Latin Catholic ecclesiastical jurisdiction in England (1688-1850)

The Apostolic Vicariate of the Northern District was an ecclesiastical jurisdiction of the Catholic Church in England and Wales. It was led by a vicar apostolic who was a titular bishop. The Apostolic Vicariate of the Northern District was created in 1688 and dissolved in 1850 and was replaced by the Diocese of Hexham, which changed to the Diocese of Hexham and Newcastle in 1861.

==Background==
Soon after the accession of Queen Elizabeth I, the bishops of England were forced to choose between taking the Oath of Supremacy, thus denying the authority of the Pope, and losing their episcopal sees. Those who chose to continue their allegiance to Rome were subsequently deposed and replaced in their sees by priests of the Church of England. Most of the deposed Bishops were imprisoned in various locations and died in captivity over a period of years, though some left the country and continued their work overseas. The last of the deposed bishops was Thomas Goldwell, Bishop of St Asaph, who died in Rome on 3 April 1585.

==The Vicar Apostolic of England==
The Vicars Apostolic were established in 1622 by the Congregation for the Propagation of Faith to provide a Catholic bishop with jurisdiction in England. So it was that Dr William Bishop was appointed, with the title of Vicar Apostolic of England. He died shortly afterwards and was succeeded by Dr Richard Smith, who in August 1631 was forced to resign and fled to France. The office then remained vacant until its revival in 1685 with the appointment of Dr John Leyburn as Vicar Apostolic and bishop.

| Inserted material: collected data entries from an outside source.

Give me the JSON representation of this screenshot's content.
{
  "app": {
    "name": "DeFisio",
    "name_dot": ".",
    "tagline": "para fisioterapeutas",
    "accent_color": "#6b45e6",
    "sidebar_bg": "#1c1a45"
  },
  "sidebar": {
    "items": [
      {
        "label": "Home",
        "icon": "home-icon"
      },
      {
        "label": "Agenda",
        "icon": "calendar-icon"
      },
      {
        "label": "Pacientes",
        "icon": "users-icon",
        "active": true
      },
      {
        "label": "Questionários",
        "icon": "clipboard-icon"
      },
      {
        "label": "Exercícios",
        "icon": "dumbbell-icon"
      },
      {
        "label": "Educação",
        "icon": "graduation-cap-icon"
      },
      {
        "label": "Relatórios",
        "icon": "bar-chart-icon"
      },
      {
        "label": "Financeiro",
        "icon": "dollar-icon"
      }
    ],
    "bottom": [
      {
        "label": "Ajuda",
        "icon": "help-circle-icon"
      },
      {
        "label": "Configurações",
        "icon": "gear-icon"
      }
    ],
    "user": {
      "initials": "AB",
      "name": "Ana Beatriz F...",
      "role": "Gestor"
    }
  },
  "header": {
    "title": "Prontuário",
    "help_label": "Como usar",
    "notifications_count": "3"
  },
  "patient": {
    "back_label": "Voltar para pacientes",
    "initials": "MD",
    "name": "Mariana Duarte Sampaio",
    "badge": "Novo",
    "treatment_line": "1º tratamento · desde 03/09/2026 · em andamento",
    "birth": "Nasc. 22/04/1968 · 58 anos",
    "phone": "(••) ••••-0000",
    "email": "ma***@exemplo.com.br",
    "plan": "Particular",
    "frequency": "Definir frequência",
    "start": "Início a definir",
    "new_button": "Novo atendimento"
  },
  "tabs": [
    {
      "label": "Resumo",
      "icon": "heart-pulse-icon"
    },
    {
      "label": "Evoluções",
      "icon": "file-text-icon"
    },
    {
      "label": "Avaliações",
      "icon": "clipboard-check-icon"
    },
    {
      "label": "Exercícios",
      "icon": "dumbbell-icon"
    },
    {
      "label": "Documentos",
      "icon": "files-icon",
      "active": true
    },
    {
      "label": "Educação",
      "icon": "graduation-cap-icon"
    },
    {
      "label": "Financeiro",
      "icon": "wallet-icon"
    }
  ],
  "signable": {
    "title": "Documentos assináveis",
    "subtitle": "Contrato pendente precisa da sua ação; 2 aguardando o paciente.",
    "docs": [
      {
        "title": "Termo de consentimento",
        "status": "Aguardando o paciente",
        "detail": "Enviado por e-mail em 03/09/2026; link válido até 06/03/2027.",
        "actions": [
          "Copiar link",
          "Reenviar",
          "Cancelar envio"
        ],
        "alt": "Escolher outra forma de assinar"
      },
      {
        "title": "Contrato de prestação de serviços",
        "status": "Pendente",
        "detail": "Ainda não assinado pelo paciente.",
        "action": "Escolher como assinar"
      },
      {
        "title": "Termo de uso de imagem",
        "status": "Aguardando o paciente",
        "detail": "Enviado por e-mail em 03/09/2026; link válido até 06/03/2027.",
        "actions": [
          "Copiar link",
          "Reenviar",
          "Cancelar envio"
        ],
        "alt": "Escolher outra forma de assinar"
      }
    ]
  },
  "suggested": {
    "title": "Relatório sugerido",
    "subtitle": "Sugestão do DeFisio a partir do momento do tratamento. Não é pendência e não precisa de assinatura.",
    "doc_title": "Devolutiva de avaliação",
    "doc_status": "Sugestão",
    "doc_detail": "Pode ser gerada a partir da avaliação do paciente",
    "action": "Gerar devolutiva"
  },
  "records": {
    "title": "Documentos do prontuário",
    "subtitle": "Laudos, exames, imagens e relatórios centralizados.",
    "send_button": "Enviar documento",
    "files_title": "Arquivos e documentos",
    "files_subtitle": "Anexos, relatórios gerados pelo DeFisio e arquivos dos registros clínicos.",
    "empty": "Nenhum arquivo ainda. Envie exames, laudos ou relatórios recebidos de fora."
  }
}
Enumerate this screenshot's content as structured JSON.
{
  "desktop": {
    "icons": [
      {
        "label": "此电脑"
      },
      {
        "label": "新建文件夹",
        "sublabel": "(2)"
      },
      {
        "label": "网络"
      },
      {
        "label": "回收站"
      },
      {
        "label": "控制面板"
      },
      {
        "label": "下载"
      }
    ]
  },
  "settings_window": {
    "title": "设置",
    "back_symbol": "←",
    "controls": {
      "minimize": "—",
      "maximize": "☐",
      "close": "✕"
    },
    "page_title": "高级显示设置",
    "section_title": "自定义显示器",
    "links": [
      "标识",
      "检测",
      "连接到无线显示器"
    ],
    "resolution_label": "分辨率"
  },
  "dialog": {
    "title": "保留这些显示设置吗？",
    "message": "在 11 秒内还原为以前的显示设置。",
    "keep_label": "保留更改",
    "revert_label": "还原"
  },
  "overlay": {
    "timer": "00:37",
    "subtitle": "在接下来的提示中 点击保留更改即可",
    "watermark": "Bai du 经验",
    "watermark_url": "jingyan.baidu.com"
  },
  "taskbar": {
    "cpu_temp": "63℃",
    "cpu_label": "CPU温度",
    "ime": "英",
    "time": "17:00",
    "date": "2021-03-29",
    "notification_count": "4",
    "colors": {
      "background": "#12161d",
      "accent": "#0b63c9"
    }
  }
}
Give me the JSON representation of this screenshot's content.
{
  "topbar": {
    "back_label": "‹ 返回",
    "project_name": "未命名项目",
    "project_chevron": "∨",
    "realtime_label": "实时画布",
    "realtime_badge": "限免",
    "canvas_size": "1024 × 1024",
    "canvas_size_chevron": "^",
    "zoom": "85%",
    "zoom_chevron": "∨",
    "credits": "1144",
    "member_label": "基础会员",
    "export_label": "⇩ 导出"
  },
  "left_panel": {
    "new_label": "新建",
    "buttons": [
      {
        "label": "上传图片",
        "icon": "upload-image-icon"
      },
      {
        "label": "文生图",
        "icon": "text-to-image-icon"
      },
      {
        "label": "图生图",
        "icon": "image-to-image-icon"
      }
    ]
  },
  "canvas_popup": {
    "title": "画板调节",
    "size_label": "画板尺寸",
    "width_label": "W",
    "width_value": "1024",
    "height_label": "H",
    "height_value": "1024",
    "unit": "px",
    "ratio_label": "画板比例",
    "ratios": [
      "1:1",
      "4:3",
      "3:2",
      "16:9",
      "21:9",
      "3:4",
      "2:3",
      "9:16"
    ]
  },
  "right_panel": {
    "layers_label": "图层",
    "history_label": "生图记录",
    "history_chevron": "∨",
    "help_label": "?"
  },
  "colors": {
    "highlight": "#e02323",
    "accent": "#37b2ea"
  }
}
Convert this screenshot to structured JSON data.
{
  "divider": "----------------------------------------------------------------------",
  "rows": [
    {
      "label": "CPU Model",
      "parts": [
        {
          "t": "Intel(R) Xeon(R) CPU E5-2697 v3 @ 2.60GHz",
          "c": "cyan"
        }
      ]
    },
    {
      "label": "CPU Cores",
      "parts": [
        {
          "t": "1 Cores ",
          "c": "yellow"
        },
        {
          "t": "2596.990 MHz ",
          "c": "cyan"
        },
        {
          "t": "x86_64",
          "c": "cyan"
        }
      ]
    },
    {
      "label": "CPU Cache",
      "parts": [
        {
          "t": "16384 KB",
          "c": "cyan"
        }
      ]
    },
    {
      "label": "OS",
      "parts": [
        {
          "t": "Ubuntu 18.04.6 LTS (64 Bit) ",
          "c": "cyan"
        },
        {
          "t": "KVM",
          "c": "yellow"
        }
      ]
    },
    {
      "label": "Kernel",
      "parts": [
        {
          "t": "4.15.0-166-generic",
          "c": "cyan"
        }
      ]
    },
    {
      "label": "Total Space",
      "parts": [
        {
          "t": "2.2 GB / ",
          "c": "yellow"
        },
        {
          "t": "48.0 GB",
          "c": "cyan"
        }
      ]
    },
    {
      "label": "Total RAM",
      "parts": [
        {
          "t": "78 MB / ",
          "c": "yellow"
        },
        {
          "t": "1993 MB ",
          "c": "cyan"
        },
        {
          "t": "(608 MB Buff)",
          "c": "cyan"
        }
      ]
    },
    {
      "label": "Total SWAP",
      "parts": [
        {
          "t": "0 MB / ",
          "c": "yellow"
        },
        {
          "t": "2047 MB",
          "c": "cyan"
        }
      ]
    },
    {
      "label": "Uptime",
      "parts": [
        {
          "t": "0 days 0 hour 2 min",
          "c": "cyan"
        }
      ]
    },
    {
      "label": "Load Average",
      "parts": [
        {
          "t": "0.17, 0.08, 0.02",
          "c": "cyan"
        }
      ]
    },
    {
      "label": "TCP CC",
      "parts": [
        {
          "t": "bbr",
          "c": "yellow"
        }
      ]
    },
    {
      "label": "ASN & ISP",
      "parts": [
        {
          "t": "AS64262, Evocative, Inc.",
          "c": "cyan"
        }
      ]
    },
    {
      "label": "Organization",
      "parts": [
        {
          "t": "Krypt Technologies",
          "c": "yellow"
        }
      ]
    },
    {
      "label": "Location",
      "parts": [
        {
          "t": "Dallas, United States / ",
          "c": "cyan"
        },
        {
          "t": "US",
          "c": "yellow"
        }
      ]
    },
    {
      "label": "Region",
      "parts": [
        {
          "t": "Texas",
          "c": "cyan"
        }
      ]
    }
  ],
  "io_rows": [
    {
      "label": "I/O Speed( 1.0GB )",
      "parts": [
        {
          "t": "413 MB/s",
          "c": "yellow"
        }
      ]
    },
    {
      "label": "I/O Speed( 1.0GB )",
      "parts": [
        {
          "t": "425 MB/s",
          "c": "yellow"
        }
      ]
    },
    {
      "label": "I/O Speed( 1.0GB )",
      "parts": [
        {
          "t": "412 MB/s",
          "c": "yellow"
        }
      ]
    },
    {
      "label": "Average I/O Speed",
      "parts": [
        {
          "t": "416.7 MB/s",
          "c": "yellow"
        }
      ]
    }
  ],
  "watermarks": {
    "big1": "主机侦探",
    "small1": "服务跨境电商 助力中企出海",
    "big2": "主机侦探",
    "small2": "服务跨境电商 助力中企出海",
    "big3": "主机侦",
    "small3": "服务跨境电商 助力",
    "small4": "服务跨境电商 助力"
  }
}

==Geographical Organisation==
In 1623 the first Vicar Apostolic, Dr Bishop, divided England into six areas and placed a superior at the head of each with the title of vicar general. This structure remained in place until Dr Leyburn reduced the number from six to four. It was on the basis of these four areas that on 30 January 1688 Pope Innocent XI increased the number of bishops in England to a total of four. The territory of the former single Vicariate Apostolic was then reduced, becoming the Apostolic Vicariate of the London District. So it was that the Apostolic Vicariate of the Northern District was created, along with the Apostolic Vicariate of the Midland District and the Apostolic Vicariate of the Western District.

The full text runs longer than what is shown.